Petição sustenta que benefício criado pelo CNMP não tem amparo legal, tem natureza remuneratória e ultrapassa, indevidamente, com burla, o teto constitucional.
Uma ação popular foi ajuizada no Supremo Tribunal Federal contra a Recomendação nº 91/2022 do Conselho Nacional do Ministério Público (CNMP). O ato normativo é apontado como responsável por legitimar o pagamento de uma gratificação equivalente a um terço do subsídio mensal a membros do Ministério Público sob o pretexto, indevido, de compensação por “assunção de acervo processual”.

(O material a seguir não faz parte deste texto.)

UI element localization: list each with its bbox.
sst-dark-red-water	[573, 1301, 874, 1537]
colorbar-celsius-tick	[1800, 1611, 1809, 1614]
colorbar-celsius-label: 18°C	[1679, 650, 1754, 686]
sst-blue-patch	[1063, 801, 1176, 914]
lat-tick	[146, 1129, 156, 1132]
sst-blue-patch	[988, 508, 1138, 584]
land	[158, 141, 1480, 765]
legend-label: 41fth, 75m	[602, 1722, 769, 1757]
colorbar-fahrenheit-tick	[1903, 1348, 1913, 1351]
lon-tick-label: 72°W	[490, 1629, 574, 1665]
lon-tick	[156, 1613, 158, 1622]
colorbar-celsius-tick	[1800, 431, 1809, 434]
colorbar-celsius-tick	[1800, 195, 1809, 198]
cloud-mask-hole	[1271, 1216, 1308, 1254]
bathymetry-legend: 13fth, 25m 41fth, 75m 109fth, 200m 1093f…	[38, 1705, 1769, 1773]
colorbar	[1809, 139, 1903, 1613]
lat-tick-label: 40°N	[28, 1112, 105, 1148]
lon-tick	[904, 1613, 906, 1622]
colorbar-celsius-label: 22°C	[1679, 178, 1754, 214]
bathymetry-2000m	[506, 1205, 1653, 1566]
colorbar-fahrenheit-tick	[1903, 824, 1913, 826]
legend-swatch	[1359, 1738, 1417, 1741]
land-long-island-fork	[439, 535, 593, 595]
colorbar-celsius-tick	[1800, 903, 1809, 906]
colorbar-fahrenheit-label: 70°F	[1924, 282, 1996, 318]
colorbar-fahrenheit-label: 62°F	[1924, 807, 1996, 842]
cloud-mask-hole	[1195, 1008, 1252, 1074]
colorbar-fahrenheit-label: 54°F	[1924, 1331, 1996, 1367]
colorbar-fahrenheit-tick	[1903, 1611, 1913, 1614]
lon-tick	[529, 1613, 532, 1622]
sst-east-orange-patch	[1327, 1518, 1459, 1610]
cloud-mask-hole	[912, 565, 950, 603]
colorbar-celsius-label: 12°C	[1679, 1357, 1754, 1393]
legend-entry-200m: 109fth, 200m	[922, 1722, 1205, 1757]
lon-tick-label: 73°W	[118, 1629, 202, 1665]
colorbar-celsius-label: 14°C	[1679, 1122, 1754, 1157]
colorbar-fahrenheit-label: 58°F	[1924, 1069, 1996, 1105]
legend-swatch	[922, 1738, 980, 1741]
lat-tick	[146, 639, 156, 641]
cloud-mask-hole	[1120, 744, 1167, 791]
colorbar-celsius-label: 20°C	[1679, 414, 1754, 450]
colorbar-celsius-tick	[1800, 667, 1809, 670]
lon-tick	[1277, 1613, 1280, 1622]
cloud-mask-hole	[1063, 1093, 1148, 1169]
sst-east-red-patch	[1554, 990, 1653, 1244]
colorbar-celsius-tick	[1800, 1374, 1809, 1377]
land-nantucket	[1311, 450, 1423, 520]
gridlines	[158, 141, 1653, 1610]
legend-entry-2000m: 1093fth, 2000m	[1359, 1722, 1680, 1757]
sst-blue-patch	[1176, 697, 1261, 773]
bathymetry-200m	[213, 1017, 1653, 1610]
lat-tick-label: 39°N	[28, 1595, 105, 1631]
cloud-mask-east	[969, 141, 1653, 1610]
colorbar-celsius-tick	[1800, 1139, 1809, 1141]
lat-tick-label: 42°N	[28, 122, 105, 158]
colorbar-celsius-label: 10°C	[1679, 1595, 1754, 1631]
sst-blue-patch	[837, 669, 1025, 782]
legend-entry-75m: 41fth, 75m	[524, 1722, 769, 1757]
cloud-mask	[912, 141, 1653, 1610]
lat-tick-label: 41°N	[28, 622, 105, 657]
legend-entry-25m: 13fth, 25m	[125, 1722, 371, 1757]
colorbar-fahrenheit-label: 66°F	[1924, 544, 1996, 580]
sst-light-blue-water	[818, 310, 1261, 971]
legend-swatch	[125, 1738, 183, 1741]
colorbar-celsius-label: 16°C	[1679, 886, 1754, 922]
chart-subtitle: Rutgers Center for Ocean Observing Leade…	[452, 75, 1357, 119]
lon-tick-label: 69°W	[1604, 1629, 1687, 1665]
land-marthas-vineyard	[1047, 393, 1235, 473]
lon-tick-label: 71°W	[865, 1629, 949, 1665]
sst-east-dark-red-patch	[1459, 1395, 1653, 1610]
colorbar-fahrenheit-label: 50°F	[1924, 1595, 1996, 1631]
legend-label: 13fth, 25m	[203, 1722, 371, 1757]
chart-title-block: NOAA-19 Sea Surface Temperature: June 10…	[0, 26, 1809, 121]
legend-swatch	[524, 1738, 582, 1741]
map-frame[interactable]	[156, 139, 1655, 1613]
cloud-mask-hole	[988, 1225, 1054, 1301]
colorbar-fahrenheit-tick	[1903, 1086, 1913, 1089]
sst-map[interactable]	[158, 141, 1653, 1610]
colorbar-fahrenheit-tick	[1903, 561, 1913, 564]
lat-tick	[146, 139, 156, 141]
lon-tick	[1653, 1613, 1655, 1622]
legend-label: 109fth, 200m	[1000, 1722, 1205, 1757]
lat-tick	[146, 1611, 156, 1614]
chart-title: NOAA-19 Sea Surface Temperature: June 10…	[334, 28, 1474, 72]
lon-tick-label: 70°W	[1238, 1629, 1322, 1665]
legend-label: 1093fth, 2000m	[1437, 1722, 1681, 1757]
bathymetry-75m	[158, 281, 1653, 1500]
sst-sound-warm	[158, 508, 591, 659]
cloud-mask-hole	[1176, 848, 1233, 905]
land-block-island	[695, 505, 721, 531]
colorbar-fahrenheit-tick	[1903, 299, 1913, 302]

“Ao que tudo indica inspirados na Recomendação n. 91/2022-CNMP, bem como no princípio da paridade no tratamento remuneratório de membros do Ministério Público e do Poder Judiciário, os representantes do sistema de justiça do Brasil passaram a se pagar sem previsão em lei verbas equivalentes a um terço (1/3) de seus subsídios para trabalhar o próprio acervo, o que pode demandar correção pelo Supremo Tribunal Federal, fiador da democracia, que possui como viga basilar o princípio republicano, substancialmente constituído pela isonomia de todos perante a lei”, defende o subscritor da ação, o advogado Jairo Edward De Luca, egresso do MPSP.
Segundo o autor, a medida é inconstitucional, ilegal e antirrepublicana, pois não encontra respaldo em lei federal e acabou permitindo que resoluções internas de Ministérios Públicos estaduais e da União destinassem valores milionários a procuradores e promotores pelo desempenho de funções inerentes ao próprio cargo.

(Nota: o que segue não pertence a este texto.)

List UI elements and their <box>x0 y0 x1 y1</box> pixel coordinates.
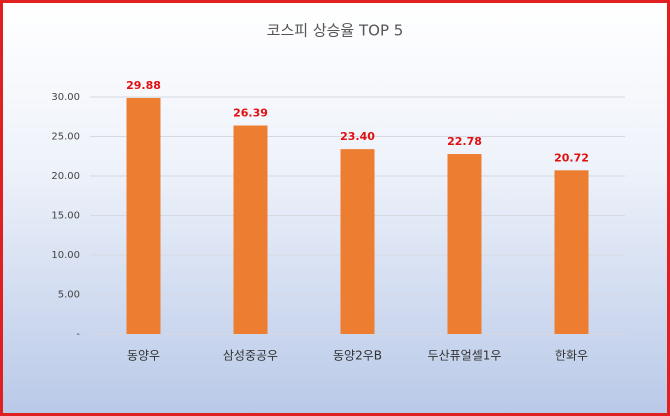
bar <box>233 125 268 334</box>
y-tick-label: 30.00 <box>51 92 80 103</box>
x-tick-label: 한화우 <box>555 349 588 363</box>
x-tick-label: 동양2우B <box>333 349 382 363</box>
y-tick-label: 5.00 <box>58 290 80 301</box>
y-tick-label: - <box>76 329 80 340</box>
chart-title: 코스피 상승율 TOP 5 <box>267 22 404 40</box>
y-tick-label: 15.00 <box>51 211 80 222</box>
bar <box>447 154 482 334</box>
y-tick-label: 25.00 <box>51 132 80 143</box>
value-label: 26.39 <box>233 107 268 120</box>
bar <box>554 170 589 334</box>
y-tick-label: 10.00 <box>51 250 80 261</box>
x-tick-label: 두산퓨얼셀1우 <box>428 349 502 363</box>
value-label: 23.40 <box>340 130 375 143</box>
value-label: 20.72 <box>554 151 589 164</box>
x-tick-label: 동양우 <box>127 349 160 363</box>
x-tick-label: 삼성중공우 <box>223 349 278 363</box>
y-tick-label: 20.00 <box>51 171 80 182</box>
chart: 코스피 상승율 TOP 5 - 5.00 10.00 15.00 20.00 25.00 3… <box>51 22 625 363</box>
value-label: 22.78 <box>447 135 482 148</box>
bar <box>126 97 161 334</box>
bar <box>340 149 375 334</box>
value-label: 29.88 <box>126 79 161 92</box>
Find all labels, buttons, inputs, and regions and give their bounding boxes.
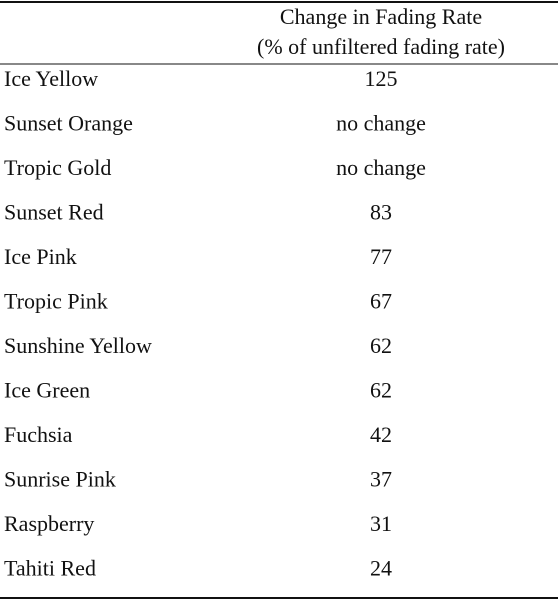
- row-label: Tropic Pink: [4, 289, 108, 314]
- row-value: 31: [370, 511, 392, 536]
- row-value: 125: [365, 66, 398, 91]
- row-label: Fuchsia: [4, 422, 73, 447]
- row-label: Tropic Gold: [4, 155, 111, 180]
- header-line: (% of unfiltered fading rate): [257, 34, 505, 59]
- row-label: Tahiti Red: [4, 556, 96, 581]
- row-label: Raspberry: [4, 511, 94, 536]
- row-value: no change: [336, 155, 426, 180]
- row-value: no change: [336, 111, 426, 136]
- row-value: 24: [370, 556, 392, 581]
- row-value: 42: [370, 422, 392, 447]
- row-label: Ice Green: [4, 378, 90, 403]
- row-value: 62: [370, 378, 392, 403]
- row-value: 67: [370, 289, 392, 314]
- row-label: Ice Yellow: [4, 66, 98, 91]
- row-value: 37: [370, 467, 392, 492]
- row-value: 83: [370, 200, 392, 225]
- row-value: 62: [370, 333, 392, 358]
- row-label: Sunshine Yellow: [4, 333, 152, 358]
- row-label: Ice Pink: [4, 244, 77, 269]
- header-line: Change in Fading Rate: [280, 4, 482, 29]
- row-label: Sunset Red: [4, 200, 104, 225]
- row-label: Sunset Orange: [4, 111, 133, 136]
- row-value: 77: [370, 244, 392, 269]
- row-label: Sunrise Pink: [4, 467, 116, 492]
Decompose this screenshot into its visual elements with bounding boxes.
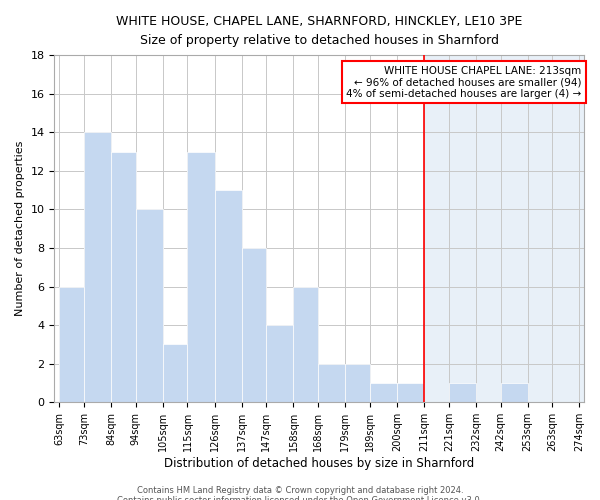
Bar	[215, 190, 242, 402]
Bar	[242, 248, 266, 402]
Bar	[345, 364, 370, 403]
Bar	[136, 210, 163, 402]
Text: Contains public sector information licensed under the Open Government Licence v3: Contains public sector information licen…	[118, 496, 482, 500]
Bar	[266, 325, 293, 402]
Y-axis label: Number of detached properties: Number of detached properties	[15, 141, 25, 316]
Bar	[84, 132, 111, 402]
Bar	[59, 286, 84, 403]
Bar	[293, 286, 318, 403]
Text: WHITE HOUSE CHAPEL LANE: 213sqm
← 96% of detached houses are smaller (94)
4% of : WHITE HOUSE CHAPEL LANE: 213sqm ← 96% of…	[346, 66, 581, 98]
Bar	[187, 152, 215, 402]
Bar	[370, 383, 397, 402]
Bar	[424, 55, 584, 403]
Bar	[397, 383, 424, 402]
Bar	[500, 383, 527, 402]
X-axis label: Distribution of detached houses by size in Sharnford: Distribution of detached houses by size …	[164, 457, 475, 470]
Bar	[318, 364, 345, 403]
Bar	[449, 383, 476, 402]
Text: Contains HM Land Registry data © Crown copyright and database right 2024.: Contains HM Land Registry data © Crown c…	[137, 486, 463, 495]
Bar	[163, 344, 187, 403]
Title: WHITE HOUSE, CHAPEL LANE, SHARNFORD, HINCKLEY, LE10 3PE
Size of property relativ: WHITE HOUSE, CHAPEL LANE, SHARNFORD, HIN…	[116, 15, 523, 47]
Bar	[111, 152, 136, 402]
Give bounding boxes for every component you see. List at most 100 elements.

O autor popular defende que o ato é nulo por ilegalidade e inconstitucionalidade, porque omitiu requisitos expressos nas Leis nº 13.093 e 13.095 de 2015, que trataram da mesma matéria no âmbito da magistratura. Tais leis, recorda, estabeleceram natureza remuneratória para a gratificação, condicionaram-na ao acúmulo de jurisdição ou acervo de outra unidade e proibiram que o valor ultrapassasse o subsídio dos ministros do STF.
Segundo a inicial, ao não repetir essas balizas, o CNMP abriu espaço para que procuradores e promotores recebessem a verba pelo simples desempenho de funções ordinárias do cargo, e pior: enquadrando-a como indenizatória — expediente que, na prática, permite escapar do teto remuneratório e da tributação, em frontal divergência do que dispõe a legislação federal.

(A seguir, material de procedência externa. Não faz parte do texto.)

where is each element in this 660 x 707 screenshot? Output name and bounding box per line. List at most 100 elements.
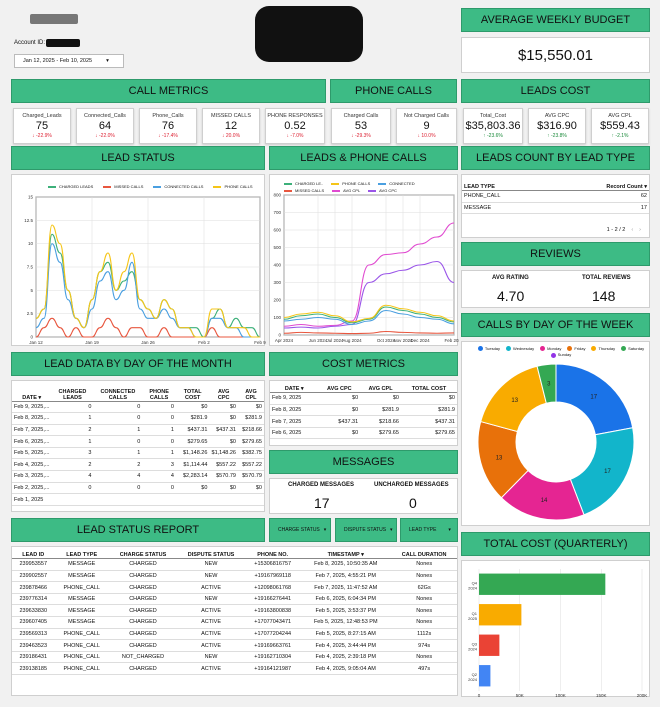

“As leis foram claras em fixar a natureza remuneratória da compensação. Transformá-la em indenização é uma ficção contábil que afronta o princípio da legalidade e relativiza o teto constitucional”, afirma De Luca.
Paralelo com o Judiciário
De Luca ressalta que até o Poder Judiciário, ao aplicar a Recomendação nº 75/2020 do CNJ, também tem pago a verba em alguns estados sob a rubrica de indenização, embora a própria recomendação tenha seguido fielmente as leis de 2015, que preveem remuneração. Para ele, essa distorção ganhou maior escala no Ministério Público porque o CNMP, ao editar a Recomendação 91, simplesmente deixou de mencionar a natureza remuneratória, o limite do teto e a exigência de acúmulo de funções alheias.
Além disso, o CNJ, ao invés de tomar providências que sugerissem ao CNMP a adoção de medidas para a correção de distorções, findou por criar a Resolução n. 528/2023, no sentido de que se mantenham equalitários os deveres e os direitos entre Magistrados e membros do Ministério Público, ampliando as ‘indenizações’.
Pedidos ao STF
O autor pede que o Supremo declare a nulidade da Recomendação 91/2022 e determine que qualquer futuro ato do CNMP sobre a matéria guarde paralelo com a Recomendação 75/2020 do CNJ, respeitando os limites legais: caráter remuneratório, acúmulo de funções e observância do teto. Em caráter liminar, pede ainda a suspensão imediata dos efeitos da recomendação, para evitar “danos contínuos e bilionários ao erário”.